Left bracket inside attribute value
Type: bug fix
Component: Parser
Description: The old parser allowed the < character inside a quoted
attribute value. The XML spec says this is illegal, and the new parser gives an error.
Impact: Some erroneous files that used to parse will no longer parse.
Omitted right bracket
Type: bug fix
Component: Parser
Description: The old parser allowed the right bracket closing a tag to be
omitted. The new parser gives an error.
Impact: Some erroneous files that used to parse will no longer parse.
Illegal tag syntax
Type: bug fix
Component: Parser
Description: The old parser allowed a tag to be written as <foo = "bar" >.
The new parser gives an error.
Impact: Documents containing this illegal syntax will now receive a parse error.
Illegal characters
Type: difference
Component: Parser
Description: Characters with codes in the range 0x80 to 0xBF are not legal UTF-8
characters. However, the old parser replaced them with spaces instead of giving errors.
Since some existing CDF files contain these characters, the new parser does not give an
error either, but it leaves the incorrect character in the text instead of replacing it
with a space. In the European code pages (e.g. windows-1252, windows-1254, etc.) this
character range includes right and left quote characters, trademark symbols, etc.
Impact: Some erroneous files will now work better than before. Nothing should break.
Illegal PCDATA characters
Type: difference
Component: Parser
Description: The XML Spec says PCDATA must be 0x9, 0xA, 0xD, 0x20-0xD7FF, 0xE000-0xFFFD.
Anything not in this range is an error. The old parser did not check this at all.

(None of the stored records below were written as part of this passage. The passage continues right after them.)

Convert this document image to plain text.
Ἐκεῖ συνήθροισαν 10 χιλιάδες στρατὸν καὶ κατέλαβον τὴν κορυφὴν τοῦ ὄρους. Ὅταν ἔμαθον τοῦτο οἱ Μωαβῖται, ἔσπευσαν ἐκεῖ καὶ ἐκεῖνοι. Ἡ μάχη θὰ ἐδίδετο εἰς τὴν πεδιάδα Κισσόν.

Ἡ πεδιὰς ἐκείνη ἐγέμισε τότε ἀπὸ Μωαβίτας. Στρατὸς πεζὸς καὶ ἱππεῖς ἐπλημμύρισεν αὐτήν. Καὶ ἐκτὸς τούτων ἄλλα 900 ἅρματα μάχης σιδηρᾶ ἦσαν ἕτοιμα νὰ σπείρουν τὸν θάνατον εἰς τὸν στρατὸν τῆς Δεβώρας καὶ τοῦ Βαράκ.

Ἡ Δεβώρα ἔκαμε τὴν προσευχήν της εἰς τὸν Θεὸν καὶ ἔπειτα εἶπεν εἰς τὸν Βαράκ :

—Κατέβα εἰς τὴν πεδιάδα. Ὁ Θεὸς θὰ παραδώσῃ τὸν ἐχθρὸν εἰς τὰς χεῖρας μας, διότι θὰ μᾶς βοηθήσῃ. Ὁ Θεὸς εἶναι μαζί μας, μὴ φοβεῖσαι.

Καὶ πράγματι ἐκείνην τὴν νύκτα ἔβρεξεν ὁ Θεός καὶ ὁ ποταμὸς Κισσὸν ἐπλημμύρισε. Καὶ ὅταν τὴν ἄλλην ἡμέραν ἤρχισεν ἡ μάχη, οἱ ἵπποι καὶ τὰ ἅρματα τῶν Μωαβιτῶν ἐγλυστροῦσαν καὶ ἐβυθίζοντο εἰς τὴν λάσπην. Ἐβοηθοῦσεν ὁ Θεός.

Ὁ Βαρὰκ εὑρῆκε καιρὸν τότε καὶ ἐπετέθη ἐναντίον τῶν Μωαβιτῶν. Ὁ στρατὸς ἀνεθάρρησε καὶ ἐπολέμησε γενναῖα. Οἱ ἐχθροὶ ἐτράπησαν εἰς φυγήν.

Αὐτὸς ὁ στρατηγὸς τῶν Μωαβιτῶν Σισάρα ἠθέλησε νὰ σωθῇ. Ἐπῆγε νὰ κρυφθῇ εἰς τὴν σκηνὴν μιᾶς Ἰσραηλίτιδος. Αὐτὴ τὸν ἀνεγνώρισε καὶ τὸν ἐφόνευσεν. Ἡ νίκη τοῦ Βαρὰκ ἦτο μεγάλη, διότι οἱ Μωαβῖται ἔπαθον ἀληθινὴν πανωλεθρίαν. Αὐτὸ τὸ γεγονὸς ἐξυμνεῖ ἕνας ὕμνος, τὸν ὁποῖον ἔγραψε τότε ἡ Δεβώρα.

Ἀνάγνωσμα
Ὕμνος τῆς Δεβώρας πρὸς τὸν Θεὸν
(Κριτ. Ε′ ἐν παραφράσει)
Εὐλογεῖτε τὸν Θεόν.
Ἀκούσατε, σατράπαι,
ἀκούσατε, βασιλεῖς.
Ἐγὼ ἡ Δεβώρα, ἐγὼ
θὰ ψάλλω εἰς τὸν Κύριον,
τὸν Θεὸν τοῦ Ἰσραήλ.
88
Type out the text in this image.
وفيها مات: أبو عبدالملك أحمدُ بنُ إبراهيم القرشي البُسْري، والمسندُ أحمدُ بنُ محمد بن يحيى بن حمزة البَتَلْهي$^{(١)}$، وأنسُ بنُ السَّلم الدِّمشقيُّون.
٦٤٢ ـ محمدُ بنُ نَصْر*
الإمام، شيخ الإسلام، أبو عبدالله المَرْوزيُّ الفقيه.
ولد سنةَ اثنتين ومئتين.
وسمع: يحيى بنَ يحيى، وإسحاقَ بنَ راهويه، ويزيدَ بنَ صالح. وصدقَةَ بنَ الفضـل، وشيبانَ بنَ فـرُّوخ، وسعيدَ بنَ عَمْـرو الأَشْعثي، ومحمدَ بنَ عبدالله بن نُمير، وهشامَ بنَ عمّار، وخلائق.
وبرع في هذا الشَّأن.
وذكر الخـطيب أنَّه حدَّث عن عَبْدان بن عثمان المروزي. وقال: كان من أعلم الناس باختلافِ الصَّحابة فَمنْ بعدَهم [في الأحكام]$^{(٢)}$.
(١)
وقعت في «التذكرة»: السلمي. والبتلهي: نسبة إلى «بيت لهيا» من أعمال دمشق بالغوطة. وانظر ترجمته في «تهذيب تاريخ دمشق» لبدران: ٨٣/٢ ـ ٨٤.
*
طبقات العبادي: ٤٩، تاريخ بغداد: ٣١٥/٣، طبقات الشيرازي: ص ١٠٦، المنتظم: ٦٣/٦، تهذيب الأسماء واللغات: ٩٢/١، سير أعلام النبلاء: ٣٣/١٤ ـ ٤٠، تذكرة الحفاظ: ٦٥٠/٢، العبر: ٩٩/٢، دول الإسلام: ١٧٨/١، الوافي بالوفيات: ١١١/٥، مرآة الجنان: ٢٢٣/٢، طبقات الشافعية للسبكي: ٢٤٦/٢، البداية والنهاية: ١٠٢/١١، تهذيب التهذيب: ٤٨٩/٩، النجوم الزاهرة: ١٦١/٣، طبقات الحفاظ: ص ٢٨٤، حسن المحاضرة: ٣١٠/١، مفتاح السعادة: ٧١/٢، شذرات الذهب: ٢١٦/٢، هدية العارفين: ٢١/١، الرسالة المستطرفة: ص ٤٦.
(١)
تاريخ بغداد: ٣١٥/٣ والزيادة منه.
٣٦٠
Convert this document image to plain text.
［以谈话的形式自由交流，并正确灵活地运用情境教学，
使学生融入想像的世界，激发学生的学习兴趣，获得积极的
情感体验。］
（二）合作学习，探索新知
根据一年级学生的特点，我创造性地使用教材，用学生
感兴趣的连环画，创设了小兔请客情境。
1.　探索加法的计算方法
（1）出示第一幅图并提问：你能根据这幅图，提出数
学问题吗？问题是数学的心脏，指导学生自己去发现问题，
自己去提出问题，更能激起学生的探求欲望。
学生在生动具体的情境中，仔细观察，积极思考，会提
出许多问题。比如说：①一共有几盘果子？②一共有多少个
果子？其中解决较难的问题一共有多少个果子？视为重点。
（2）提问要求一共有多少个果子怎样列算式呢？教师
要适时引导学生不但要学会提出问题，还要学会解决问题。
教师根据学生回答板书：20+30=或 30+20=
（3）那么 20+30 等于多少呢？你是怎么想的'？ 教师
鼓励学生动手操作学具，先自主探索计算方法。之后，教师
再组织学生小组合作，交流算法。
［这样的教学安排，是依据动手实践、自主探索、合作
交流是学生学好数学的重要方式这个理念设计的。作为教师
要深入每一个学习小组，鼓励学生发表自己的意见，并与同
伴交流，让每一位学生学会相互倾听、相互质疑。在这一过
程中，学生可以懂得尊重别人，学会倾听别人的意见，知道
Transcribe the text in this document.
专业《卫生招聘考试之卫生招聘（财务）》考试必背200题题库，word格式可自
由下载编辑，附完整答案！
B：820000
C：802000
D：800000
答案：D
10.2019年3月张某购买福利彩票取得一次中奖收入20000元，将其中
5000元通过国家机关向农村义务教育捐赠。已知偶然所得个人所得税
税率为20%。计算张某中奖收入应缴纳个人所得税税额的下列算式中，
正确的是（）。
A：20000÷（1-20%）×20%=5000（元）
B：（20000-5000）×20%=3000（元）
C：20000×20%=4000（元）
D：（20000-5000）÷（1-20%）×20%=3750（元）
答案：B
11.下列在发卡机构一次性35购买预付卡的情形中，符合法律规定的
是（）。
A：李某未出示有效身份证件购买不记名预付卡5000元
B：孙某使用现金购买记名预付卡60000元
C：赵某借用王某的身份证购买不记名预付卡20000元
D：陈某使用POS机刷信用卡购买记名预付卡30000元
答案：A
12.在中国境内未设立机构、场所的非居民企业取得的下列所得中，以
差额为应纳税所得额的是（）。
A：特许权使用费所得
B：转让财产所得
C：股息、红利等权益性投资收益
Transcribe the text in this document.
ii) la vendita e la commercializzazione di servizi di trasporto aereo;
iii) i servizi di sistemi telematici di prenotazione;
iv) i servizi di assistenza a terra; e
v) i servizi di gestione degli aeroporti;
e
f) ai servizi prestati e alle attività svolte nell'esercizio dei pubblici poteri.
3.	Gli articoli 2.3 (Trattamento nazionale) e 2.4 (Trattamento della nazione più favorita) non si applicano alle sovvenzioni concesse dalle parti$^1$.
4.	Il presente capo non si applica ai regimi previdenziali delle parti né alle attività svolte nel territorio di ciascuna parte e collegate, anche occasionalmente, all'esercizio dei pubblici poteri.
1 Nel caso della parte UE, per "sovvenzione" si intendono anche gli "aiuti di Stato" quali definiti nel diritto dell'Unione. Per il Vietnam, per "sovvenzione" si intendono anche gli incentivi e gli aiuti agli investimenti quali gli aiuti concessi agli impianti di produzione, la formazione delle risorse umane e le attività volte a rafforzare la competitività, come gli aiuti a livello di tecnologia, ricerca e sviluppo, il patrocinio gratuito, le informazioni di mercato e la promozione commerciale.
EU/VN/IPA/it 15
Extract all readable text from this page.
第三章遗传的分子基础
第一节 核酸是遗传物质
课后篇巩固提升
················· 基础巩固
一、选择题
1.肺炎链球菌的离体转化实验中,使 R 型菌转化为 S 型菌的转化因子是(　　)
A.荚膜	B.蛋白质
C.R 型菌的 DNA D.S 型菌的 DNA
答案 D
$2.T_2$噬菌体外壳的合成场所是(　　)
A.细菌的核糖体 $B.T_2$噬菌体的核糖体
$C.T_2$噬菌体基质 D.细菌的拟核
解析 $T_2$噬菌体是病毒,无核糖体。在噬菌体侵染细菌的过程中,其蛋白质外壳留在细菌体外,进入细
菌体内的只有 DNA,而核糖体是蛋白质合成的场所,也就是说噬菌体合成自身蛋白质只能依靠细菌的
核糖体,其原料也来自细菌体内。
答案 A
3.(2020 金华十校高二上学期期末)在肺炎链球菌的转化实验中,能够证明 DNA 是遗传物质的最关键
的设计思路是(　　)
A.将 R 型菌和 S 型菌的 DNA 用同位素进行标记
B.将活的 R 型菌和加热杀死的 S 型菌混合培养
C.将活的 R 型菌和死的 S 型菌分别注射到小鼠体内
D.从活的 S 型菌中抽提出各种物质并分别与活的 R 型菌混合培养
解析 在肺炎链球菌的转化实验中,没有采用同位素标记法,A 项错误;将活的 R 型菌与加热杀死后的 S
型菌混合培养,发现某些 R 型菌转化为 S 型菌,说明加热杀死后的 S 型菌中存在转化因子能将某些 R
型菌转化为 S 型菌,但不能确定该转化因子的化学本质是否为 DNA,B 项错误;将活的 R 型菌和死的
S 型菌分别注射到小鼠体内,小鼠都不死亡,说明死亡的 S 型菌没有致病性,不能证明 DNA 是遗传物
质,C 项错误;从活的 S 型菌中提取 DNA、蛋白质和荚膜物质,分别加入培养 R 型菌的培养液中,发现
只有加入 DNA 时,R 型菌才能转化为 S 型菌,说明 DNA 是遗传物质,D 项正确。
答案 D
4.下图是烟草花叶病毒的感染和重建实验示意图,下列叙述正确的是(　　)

Impact: Some files containing this erroneous characters will break.
Element text
Type: difference
Component: IXMLElement::get_text
Description: There were inconsistencies in what the old parser returned from get_text
where there is no text. For a container element, it returned S_FALSE and null. For a leaf
element, it returned S_OK and didn't alter the text pointer (bug!). The new parser returns
S_OK and an empty string.
Impact: Should not break any clients.
Poorly formed attribute values
Type: bug fix
Component: Parser
Description: The old parser ignored extra tokens following in an element's opening tag.
The new parser gives an error. <foo value="first" "second" 34 >
Impact: This change could cause files that previously parsed without errors to have errors.
Processing instructions
Type: bug fix
Component: Parser
Description: There are three differences between the old parser and the new one related
to processing instructions (PI's):
The old parser stored PI contents as upper case; the new one doesn't.
The old parser did not fold PI target names to upper case; the new one does.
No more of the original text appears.